This past weekend, my sweet husband and I made my yearly pilgrimage back to the Mothership.
Auburn. Glorious Auburn.
From the moment we drove into town, everything went wrong.
We sat in traffic for an hour on our way into town. We passed three wide open parking spots in downtown on our way in, but couldn't find a spot for blocks when we came back to town for supper after our hour-long wait. Our hotel was awful. Awful. The hallways smelled like smoke-- just not a typical cigarette smoke. Not a burning smoke either. Like a drug smoke. And the rooms were worse. It was like walking into an 8th grader's armpit-- I work with middle schoolers; trust me, I know. The floor in our bathroom was sticky, there were stains on the carpet, and the air was damp. After dinner Friday, we sat on the steps of Samford Hall for over an hour, just refusing to go back to our hotel room.
Saturday, there wasn't a cloud in the sky, which makes for a beautiful day but an unbearable four quarters in the upper deck at Jordan-Hare. We left sweaty and sunburned. Very sunburned. STILL sunburned. And the game... I don't even have to tell you about the game.

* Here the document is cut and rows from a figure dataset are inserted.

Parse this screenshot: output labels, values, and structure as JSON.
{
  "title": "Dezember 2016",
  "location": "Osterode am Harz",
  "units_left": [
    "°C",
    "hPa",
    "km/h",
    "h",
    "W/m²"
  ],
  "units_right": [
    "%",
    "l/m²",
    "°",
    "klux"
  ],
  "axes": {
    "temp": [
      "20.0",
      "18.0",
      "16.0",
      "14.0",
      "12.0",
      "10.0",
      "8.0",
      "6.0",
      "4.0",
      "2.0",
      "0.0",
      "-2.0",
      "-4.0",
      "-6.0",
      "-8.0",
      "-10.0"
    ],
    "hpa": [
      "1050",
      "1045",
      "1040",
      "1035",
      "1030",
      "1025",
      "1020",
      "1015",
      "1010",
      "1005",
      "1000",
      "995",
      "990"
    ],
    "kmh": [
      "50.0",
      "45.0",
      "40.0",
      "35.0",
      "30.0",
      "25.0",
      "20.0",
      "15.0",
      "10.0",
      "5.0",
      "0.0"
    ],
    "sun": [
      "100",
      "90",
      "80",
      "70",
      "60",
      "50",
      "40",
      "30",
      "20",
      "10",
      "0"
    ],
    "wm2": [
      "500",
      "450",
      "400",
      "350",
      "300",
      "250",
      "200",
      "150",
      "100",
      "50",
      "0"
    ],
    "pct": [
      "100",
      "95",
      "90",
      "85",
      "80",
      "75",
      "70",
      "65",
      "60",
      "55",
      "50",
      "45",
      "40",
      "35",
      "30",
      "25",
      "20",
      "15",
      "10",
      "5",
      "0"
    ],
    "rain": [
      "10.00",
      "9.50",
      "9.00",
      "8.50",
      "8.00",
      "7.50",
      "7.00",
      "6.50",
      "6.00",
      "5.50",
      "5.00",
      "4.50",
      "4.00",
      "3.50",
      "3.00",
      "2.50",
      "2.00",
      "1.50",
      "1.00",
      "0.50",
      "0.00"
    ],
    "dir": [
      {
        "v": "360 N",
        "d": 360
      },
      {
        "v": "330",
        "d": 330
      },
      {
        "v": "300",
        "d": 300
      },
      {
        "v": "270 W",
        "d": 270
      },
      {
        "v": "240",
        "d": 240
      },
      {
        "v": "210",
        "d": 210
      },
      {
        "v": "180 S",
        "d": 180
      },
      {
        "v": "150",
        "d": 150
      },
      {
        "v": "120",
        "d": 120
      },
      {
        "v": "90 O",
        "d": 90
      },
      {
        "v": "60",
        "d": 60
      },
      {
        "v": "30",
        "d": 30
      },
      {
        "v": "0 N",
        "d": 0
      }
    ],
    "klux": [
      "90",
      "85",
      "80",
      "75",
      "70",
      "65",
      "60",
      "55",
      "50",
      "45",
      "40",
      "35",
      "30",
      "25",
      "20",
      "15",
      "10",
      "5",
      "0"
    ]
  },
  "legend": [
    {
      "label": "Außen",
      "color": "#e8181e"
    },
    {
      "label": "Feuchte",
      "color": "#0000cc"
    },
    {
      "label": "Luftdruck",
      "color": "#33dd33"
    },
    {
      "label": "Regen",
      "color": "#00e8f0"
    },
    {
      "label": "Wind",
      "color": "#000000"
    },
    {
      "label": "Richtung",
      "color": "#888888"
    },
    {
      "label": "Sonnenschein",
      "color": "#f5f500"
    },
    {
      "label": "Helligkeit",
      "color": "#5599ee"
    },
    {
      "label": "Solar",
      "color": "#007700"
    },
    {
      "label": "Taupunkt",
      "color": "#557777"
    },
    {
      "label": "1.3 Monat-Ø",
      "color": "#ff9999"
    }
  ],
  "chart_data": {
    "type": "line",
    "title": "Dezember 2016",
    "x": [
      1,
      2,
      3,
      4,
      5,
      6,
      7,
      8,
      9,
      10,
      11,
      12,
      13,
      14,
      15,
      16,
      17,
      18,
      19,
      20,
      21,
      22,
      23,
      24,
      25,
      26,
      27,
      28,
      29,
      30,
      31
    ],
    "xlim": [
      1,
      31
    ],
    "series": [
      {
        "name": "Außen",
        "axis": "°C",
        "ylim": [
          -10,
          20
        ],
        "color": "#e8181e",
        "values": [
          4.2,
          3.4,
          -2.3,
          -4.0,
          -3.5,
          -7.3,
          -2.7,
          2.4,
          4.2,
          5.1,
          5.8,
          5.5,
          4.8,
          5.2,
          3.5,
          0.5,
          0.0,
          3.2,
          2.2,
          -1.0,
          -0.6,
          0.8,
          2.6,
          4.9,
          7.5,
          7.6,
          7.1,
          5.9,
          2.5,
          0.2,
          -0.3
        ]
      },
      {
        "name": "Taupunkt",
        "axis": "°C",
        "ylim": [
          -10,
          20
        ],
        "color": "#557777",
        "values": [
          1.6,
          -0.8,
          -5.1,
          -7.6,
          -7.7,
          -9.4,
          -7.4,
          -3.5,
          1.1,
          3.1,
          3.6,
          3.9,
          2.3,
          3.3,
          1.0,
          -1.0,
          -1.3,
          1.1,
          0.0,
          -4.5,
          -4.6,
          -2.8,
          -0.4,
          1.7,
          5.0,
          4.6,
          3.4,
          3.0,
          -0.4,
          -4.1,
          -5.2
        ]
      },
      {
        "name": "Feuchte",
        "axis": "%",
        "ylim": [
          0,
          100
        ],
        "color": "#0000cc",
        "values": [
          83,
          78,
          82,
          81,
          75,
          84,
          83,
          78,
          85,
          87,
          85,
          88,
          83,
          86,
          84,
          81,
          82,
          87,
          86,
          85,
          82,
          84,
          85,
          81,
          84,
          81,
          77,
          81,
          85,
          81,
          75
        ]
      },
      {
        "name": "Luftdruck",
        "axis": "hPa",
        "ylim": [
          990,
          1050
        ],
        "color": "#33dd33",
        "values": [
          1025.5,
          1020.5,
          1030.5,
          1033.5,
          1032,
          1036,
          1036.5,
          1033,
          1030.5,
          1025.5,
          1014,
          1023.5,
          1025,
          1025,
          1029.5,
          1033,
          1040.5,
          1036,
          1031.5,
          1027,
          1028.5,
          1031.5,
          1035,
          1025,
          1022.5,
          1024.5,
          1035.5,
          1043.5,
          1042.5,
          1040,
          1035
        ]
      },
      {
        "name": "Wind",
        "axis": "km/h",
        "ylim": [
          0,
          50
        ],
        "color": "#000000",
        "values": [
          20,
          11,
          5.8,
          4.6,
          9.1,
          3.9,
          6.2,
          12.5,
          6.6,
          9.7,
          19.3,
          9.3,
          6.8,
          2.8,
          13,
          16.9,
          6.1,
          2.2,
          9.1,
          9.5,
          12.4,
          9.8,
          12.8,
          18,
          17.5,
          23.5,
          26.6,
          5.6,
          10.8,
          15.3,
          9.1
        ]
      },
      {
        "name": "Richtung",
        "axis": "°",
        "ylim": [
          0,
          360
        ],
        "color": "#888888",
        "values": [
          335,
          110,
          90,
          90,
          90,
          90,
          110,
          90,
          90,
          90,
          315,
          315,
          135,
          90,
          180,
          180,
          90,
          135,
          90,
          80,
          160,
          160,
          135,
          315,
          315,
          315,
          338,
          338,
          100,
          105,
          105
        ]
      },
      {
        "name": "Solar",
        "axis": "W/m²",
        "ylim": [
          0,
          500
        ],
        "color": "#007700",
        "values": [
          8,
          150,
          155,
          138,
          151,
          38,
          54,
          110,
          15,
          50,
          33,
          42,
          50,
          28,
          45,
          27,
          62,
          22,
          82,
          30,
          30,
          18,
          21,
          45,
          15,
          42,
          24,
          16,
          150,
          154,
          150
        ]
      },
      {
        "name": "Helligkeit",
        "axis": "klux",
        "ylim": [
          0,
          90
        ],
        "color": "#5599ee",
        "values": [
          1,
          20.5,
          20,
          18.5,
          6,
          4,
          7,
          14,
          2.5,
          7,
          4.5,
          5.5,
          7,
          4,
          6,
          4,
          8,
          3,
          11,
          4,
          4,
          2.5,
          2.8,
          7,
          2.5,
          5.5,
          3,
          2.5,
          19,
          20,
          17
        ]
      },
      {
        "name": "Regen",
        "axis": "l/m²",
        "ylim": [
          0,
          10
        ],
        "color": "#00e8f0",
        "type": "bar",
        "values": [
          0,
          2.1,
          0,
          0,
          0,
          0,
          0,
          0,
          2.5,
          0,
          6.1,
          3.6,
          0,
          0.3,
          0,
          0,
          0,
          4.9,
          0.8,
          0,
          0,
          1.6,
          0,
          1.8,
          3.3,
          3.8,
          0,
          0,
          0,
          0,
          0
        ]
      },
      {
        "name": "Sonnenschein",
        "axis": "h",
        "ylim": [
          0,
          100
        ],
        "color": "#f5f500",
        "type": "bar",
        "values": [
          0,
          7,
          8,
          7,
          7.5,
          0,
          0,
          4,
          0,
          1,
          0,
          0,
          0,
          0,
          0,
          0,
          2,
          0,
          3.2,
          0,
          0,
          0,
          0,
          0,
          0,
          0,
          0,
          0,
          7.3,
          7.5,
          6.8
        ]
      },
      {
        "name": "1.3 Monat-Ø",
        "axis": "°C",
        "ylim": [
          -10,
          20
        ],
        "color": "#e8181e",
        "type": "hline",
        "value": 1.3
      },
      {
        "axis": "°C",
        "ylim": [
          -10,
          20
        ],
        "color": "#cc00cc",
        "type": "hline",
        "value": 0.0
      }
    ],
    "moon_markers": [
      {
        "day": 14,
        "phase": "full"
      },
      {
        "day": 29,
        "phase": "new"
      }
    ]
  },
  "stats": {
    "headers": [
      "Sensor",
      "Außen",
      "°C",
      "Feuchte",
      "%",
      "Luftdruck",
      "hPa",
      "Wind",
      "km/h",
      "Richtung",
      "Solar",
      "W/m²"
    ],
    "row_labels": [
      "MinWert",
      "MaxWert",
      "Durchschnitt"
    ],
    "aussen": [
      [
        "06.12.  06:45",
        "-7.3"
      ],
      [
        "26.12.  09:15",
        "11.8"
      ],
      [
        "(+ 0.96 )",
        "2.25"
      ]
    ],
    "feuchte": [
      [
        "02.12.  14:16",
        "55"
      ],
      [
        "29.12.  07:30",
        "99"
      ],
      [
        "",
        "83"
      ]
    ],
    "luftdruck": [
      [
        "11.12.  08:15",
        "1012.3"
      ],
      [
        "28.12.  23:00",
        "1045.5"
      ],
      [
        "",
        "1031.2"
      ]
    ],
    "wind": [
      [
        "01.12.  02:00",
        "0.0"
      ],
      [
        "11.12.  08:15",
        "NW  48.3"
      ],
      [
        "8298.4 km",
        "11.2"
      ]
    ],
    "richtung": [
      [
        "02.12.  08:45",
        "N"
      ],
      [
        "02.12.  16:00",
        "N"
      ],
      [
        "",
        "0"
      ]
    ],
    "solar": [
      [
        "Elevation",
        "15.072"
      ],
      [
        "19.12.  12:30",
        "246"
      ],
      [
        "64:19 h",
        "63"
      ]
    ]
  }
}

It was ugly.
But did I stay until the bitter end? Absolutely. I sang the fight song as the defeated players piled back into the locker room. And I was thrilled to go downtown afterward, even if it meant hanging out with a bunch of Arkansas Hogs.

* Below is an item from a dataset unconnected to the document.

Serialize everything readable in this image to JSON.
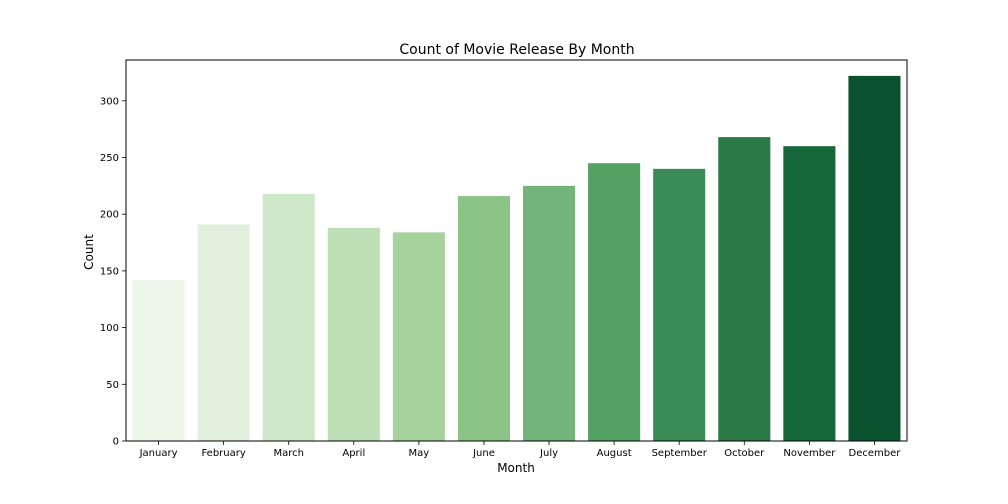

Because Auburn isn't just football to me. Auburn is home. Interestingly, the "theme" at Auburn this year is "Welcome Home." We're known throughout the country as the 'Auburn Family' because it's something we pride ourselves on, because it's something we insist on. And for four years, Auburn was my home. Probably the four most significant years of my life, from a developmental standpoint. Auburn is where I "found" myself, as some people like to say. The friends I have today are the ones I had at Auburn: the ones I met in the ADPi chapter room at Berta Dunn Hall, the ones I spent endless hours studying with at RBD, the ones I spent countless weekends with at Jordan-Hare. Where we rolled Toomer's when Daniel found out he was cancer-free, where we spent "Terrific Tuesdays" at the intramural fields, where BreakFeast first kicked off.
Someone said to me last year, "Lindsey, do you realize that you live in a red state?" My mind first jumped to politics, but I guess she read the confusion on my face and followed up with, "You know, Alabama has beat Auburn in every sport this year." I never went back to check the statistics. Maybe she was right; I'd like to think she skipped one somewhere where we pulled through, but the truth is: it doesn't matter. Because it wouldn't matter to me if Alabama beat Auburn in every sport we played for the next ten years. I'd still be an Auburn fan.
Win or lose, every trip to Auburn would still feel like a homecoming. Even with a terrible hotel room and horrible traffic and painful sunburns.